Je me souviens avoir été heureuse pendant ces années où mes grands-parents - ma grand-mère surtout - m'ont élevée. J'ai peu d'images précises, j'ai tant occulté mon enfance. Il me reste quelques bribes.
Ma mère m'a accueillie froidement. Elle m'a accueillie comme on accueille une mauvaise nouvelle. Avec une grimace. Il n'y pas eu d'embrassade. Elle m'a indiqué ma chambre et m'a dit d'aller ranger mes affaires. J'ai suivi mon père qui a posé ma valise sur mon lit et m'a laissé seule, en refermant la porte derrière lui.

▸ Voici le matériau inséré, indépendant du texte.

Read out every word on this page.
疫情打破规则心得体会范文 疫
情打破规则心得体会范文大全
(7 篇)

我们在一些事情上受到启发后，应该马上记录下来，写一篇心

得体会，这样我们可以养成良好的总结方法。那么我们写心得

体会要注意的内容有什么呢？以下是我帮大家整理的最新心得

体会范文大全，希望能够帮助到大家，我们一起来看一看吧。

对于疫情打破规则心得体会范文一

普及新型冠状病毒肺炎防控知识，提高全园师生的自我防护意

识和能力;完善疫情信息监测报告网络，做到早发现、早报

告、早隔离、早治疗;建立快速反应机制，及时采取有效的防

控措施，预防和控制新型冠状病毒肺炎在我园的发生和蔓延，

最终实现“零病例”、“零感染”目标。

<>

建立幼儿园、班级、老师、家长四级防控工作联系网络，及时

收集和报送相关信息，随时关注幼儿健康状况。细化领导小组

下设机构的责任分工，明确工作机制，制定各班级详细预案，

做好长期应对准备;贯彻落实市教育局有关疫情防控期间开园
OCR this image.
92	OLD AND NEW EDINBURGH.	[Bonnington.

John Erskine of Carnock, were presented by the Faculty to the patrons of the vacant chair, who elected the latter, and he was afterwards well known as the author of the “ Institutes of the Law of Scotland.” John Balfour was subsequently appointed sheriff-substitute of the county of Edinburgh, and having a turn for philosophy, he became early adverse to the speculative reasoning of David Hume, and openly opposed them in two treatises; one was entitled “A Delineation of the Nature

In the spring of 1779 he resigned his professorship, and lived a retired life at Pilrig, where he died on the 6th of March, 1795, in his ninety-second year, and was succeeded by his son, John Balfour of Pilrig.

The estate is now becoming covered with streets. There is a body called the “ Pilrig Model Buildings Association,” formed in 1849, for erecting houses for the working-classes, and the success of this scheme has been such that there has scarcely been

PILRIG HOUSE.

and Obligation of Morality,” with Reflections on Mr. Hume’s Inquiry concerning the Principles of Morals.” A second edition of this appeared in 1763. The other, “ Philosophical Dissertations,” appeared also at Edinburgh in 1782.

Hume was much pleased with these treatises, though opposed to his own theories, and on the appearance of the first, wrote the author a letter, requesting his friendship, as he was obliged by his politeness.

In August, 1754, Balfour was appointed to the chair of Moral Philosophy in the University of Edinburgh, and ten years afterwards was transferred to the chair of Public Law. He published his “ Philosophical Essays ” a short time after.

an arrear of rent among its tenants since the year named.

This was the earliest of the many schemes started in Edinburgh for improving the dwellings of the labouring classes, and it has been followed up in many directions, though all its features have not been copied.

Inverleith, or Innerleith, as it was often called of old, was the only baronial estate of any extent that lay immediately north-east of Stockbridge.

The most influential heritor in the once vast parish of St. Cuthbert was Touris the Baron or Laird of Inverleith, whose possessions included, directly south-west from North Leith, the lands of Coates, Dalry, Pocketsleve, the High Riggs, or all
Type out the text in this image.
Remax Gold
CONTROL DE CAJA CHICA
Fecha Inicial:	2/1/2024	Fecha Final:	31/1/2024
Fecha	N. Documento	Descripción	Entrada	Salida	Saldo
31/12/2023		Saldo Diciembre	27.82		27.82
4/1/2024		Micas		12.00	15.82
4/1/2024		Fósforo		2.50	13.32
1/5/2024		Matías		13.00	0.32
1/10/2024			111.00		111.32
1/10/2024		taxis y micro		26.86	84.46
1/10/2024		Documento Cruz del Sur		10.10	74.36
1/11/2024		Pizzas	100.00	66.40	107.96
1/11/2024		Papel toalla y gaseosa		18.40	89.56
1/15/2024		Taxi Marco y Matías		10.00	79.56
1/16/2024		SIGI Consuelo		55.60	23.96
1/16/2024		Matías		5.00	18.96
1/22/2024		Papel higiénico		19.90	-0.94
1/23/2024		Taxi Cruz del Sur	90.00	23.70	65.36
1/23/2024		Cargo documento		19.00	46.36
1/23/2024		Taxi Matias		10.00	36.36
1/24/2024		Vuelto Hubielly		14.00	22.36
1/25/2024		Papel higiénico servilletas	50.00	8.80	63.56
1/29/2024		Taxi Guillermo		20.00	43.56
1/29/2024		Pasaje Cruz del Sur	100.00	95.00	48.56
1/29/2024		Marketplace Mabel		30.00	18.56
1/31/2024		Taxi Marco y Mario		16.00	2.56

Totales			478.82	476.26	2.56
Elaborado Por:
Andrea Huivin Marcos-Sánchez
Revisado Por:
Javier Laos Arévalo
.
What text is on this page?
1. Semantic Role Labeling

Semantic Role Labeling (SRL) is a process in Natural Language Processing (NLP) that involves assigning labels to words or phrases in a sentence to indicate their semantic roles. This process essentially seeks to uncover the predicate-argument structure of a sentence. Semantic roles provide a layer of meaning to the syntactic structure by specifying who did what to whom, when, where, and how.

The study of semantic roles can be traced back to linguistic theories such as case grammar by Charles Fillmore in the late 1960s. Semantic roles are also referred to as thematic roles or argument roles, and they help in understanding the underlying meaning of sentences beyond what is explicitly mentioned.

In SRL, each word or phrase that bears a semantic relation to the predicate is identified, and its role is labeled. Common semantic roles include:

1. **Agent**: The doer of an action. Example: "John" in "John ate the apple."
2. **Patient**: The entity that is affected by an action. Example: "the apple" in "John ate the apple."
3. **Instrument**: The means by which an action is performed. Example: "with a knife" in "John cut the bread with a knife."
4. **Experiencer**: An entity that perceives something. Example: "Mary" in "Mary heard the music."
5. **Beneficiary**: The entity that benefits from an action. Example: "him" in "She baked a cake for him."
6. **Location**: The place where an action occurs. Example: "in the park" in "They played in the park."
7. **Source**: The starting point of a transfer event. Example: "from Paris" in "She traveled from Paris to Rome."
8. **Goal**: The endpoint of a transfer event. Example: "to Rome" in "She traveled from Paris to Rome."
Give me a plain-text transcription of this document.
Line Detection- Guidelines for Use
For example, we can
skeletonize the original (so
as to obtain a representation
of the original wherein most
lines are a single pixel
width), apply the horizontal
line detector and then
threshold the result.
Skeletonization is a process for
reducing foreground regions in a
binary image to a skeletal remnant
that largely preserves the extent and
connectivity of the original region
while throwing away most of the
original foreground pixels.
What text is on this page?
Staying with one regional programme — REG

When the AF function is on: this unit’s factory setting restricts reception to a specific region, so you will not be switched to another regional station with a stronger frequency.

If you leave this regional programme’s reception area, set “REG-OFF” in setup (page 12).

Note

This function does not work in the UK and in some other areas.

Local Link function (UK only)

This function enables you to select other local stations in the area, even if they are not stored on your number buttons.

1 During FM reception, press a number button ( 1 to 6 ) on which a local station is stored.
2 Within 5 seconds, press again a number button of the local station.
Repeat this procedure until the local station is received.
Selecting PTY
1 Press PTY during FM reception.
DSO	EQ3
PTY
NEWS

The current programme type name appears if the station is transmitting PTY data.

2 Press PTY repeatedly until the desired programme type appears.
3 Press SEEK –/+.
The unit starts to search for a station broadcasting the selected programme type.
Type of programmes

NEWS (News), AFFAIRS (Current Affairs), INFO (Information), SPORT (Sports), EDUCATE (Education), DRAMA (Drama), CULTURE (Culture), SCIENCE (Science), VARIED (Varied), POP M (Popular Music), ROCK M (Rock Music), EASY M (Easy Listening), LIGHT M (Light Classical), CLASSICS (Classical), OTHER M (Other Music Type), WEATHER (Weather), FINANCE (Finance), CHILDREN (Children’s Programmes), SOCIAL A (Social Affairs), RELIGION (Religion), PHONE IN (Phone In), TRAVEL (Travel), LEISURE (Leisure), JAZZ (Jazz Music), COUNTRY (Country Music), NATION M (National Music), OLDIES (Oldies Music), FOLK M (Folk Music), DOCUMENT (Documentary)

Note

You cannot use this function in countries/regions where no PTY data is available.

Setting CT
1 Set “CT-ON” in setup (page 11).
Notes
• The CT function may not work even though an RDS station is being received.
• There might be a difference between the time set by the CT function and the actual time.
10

J'ai attendu. Je me suis assise sur le lit, ma valise bouclée à côté de moi. Pleurant. Pleurant ma grand-mère qui roulait vers Aix-en-Provence. Pleurant cet accueil glacial. Pleurant sur moi, sur ce que j'avais quitté et sur l'inconnu qui m'attendait. Pleurant jusqu'à ne plus savoir pourquoi je pleurais. Pleurant sur mes pleurs. Lorsque je n'ai plus eu de larmes, lorsque j'ai été convaincue que la porte de ma chambre ne s'ouvrirait pas, que personne ne viendrait défaire ma valise, j'ai rangé, bien soigneusement, mes affaires dans mon armoire, comme ma grand-mère m'avait appris à le faire.